Martin Springer, in his latest contribution in Repositorium, makes the crucial distinction between:
1) physical space, which consists of scarce goods
2) logical space: the immaterial social sphere of our thoughts, emotions, laws and regulations
3) digital space, which allows the encoding of logical space; can be used by logical space to extends its memory and processes; but crucially, can link the three spaces together.
As Martin summarizes:
“In the physical space the concept of ownership means access to and control of physical resources. In the logical space intellectual property covers rights over intangible entities like works, designs or inventions. DRM systems are currently used by rights holders to transfer the concepts of ownership and intellectual property from the physical space and the logical space to the digital space.”
The above insight is crucial when we apply it to the difference between physical commons, which are scarce and easily subject to a Tragedy of the Commons, and the Information Commons, where peer production and peer governance more naturally arises.
If you don’t understand the import considering the interlinkage of the 3 realms, consider these 2 examples:
“Bookcrossing exemplifies that a simple form of DRM can turn a book into an Information Commons by means of attaching a license and registering it’s location to a database. Recycling physical objects through the digital space (e.g. using ebay) reduces scarcity and further increases the probability that objects become a physical Commons.”
“When physical space and digital space are linked, objects can be protected by licenses expressing that they are a public property or a good owned by a certain community. Physical Commons experiements like Holland’s White Bicycle Plan failed, because people just stole the bikes. When physical objects are linked with the digital space it becomes harder to remove them from the system. The Call-a-bike system by Deutsche Bahn AG still operates, because the bikes are connected with the digital space, ”
If we return to our prior intervention about the possibility of expansion of peer production, and its institutional form of the Commons, to the physical realm, we can see a whole new range of possibilities arising from this insight and these examples.
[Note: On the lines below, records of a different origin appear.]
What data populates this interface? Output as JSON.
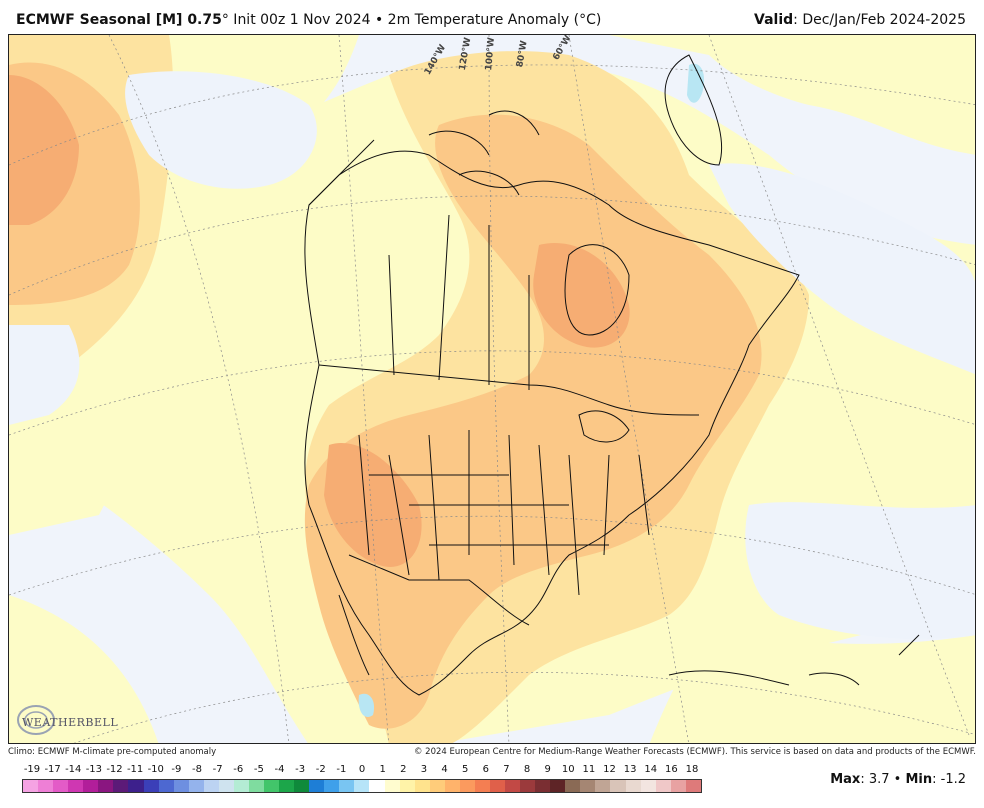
{
  "header": {
    "title_bold": "ECMWF Seasonal [M] 0.75",
    "title_rest": "° Init 00z 1 Nov 2024 • 2m Temperature Anomaly (°C)",
    "valid_label": "Valid",
    "valid_value": ": Dec/Jan/Feb 2024-2025"
  },
  "map": {
    "longitude_labels": [
      "140°W",
      "120°W",
      "100°W",
      "80°W",
      "60°W"
    ],
    "logo_text": "WEATHERBELL"
  },
  "credits": {
    "left": "Climo: ECMWF M-climate pre-computed anomaly",
    "right": "© 2024 European Centre for Medium-Range Weather Forecasts (ECMWF). This service is based on data and products of the ECMWF."
  },
  "scale": {
    "labels": [
      "-19",
      "-17",
      "-14",
      "-13",
      "-12",
      "-11",
      "-10",
      "-9",
      "-8",
      "-7",
      "-6",
      "-5",
      "-4",
      "-3",
      "-2",
      "-1",
      "0",
      "1",
      "2",
      "3",
      "4",
      "5",
      "6",
      "7",
      "8",
      "9",
      "10",
      "11",
      "12",
      "13",
      "14",
      "16",
      "18"
    ],
    "colors": [
      "#f5a3e3",
      "#ee7fd6",
      "#e35bc7",
      "#cf37b2",
      "#b21e9a",
      "#8a1680",
      "#5c1a78",
      "#3d208c",
      "#3b3fb8",
      "#4d68d1",
      "#6e8fe0",
      "#94b3ec",
      "#bcd3f2",
      "#cfe3ef",
      "#b4ecd4",
      "#7fdc9f",
      "#42c56a",
      "#1ca64a",
      "#0f8a3b",
      "#1e7ed6",
      "#3fa0ea",
      "#79c5f2",
      "#b6e4f8",
      "#ffffff",
      "#fffccf",
      "#fff3a8",
      "#ffe38d",
      "#ffcc7a",
      "#ffb36b",
      "#fb9a5e",
      "#f47e52",
      "#e0604a",
      "#c24945",
      "#9b3a3c",
      "#7a2e32",
      "#5e2426",
      "#8a6a55",
      "#a58673",
      "#c0a595",
      "#d9c4b8",
      "#e9d9d0",
      "#f3e5e0",
      "#f0c8c8",
      "#e8a2a2",
      "#de7a7a"
    ]
  },
  "stats": {
    "max_label": "Max",
    "max_value": ": 3.7 • ",
    "min_label": "Min",
    "min_value": ": -1.2"
  },
  "colors": {
    "anomaly_0_1": "#fdfcc7",
    "anomaly_1_2": "#fde9a2",
    "anomaly_2_3": "#fbd08c",
    "anomaly_3_4": "#f6b276",
    "anomaly_neg": "#eef3fb",
    "anomaly_neg_strong": "#b8e6f3"
  }
}
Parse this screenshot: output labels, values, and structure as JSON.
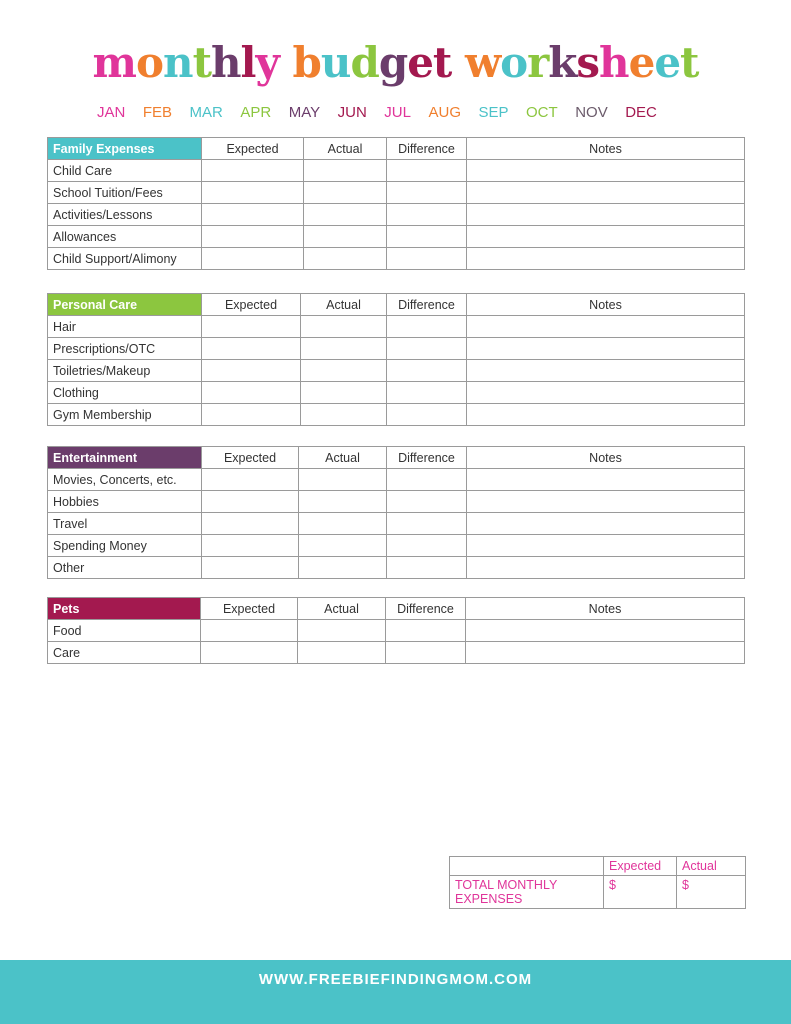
{
  "title": {
    "letters": [
      [
        "m",
        "#e0359a"
      ],
      [
        "o",
        "#f07f2e"
      ],
      [
        "n",
        "#4bc2c8"
      ],
      [
        "t",
        "#8cc63f"
      ],
      [
        "h",
        "#6b3d6b"
      ],
      [
        "l",
        "#a3194f"
      ],
      [
        "y",
        "#e0359a"
      ],
      [
        " ",
        "#fff"
      ],
      [
        "b",
        "#f07f2e"
      ],
      [
        "u",
        "#4bc2c8"
      ],
      [
        "d",
        "#8cc63f"
      ],
      [
        "g",
        "#6b3d6b"
      ],
      [
        "e",
        "#a3194f"
      ],
      [
        "t",
        "#a3194f"
      ],
      [
        " ",
        "#fff"
      ],
      [
        "w",
        "#f07f2e"
      ],
      [
        "o",
        "#4bc2c8"
      ],
      [
        "r",
        "#8cc63f"
      ],
      [
        "k",
        "#6b3d6b"
      ],
      [
        "s",
        "#a3194f"
      ],
      [
        "h",
        "#e0359a"
      ],
      [
        "e",
        "#f07f2e"
      ],
      [
        "e",
        "#4bc2c8"
      ],
      [
        "t",
        "#8cc63f"
      ]
    ],
    "text": "monthly budget worksheet"
  },
  "months": [
    {
      "label": "JAN",
      "color": "#e0359a"
    },
    {
      "label": "FEB",
      "color": "#f07f2e"
    },
    {
      "label": "MAR",
      "color": "#4bc2c8"
    },
    {
      "label": "APR",
      "color": "#8cc63f"
    },
    {
      "label": "MAY",
      "color": "#6b3d6b"
    },
    {
      "label": "JUN",
      "color": "#a3194f"
    },
    {
      "label": "JUL",
      "color": "#e0359a"
    },
    {
      "label": "AUG",
      "color": "#f07f2e"
    },
    {
      "label": "SEP",
      "color": "#4bc2c8"
    },
    {
      "label": "OCT",
      "color": "#8cc63f"
    },
    {
      "label": "NOV",
      "color": "#6b5b6b"
    },
    {
      "label": "DEC",
      "color": "#a3194f"
    }
  ],
  "columns": [
    "Expected",
    "Actual",
    "Difference",
    "Notes"
  ],
  "sections": [
    {
      "title": "Family Expenses",
      "color": "#4bc2c8",
      "rows": [
        "Child Care",
        "School Tuition/Fees",
        "Activities/Lessons",
        "Allowances",
        "Child Support/Alimony"
      ]
    },
    {
      "title": "Personal Care",
      "color": "#8cc63f",
      "rows": [
        "Hair",
        "Prescriptions/OTC",
        "Toiletries/Makeup",
        "Clothing",
        "Gym Membership"
      ]
    },
    {
      "title": "Entertainment",
      "color": "#6b3d6b",
      "rows": [
        "Movies, Concerts, etc.",
        "Hobbies",
        "Travel",
        "Spending Money",
        "Other"
      ]
    },
    {
      "title": "Pets",
      "color": "#a3194f",
      "rows": [
        "Food",
        "Care"
      ]
    }
  ],
  "total": {
    "expected": "Expected",
    "actual": "Actual",
    "label": "TOTAL MONTHLY EXPENSES",
    "expected_value": "$",
    "actual_value": "$"
  },
  "footer": "WWW.FREEBIEFINDINGMOM.COM"
}
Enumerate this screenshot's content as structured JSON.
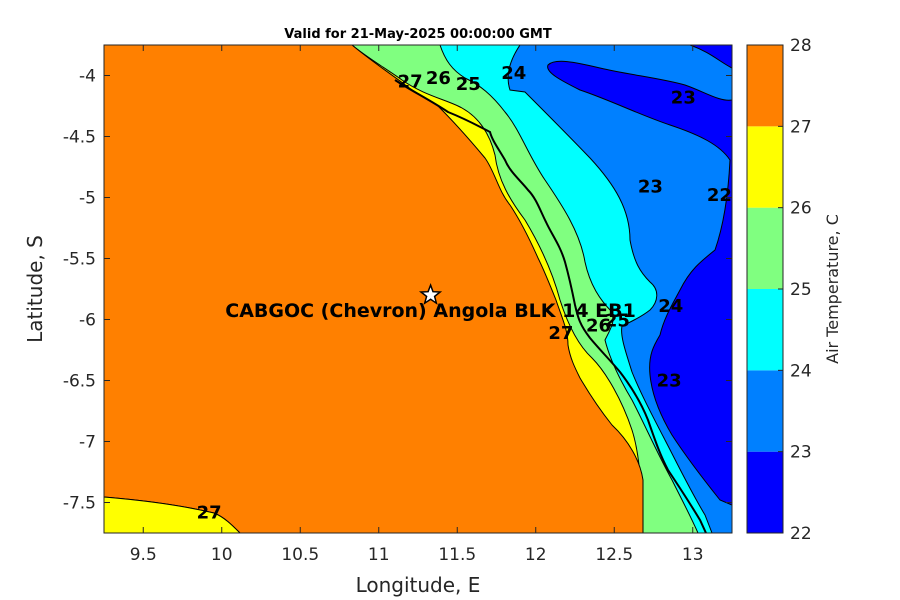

The condiditons of success are summarized by Martin in the following way:
“I believe that a basic requirement for the realization of physical Commons is that the technical infrastructure to protect the Commons in the physical space needs to be distributed so that it cannot be controlled by a single corporate entity. To achieve this the design of the hardware and the software of the DRM system needs to be linked to a Commons in the logical space (e.g. source code protected by an Open Source license, hardware based on patent-free hardware specifications).”
There is a lot more to think about in the original entry.
I agree with this as well. Totally. The Commons-oriented licenses are like constitutions that govern how we agree to use the commons in question.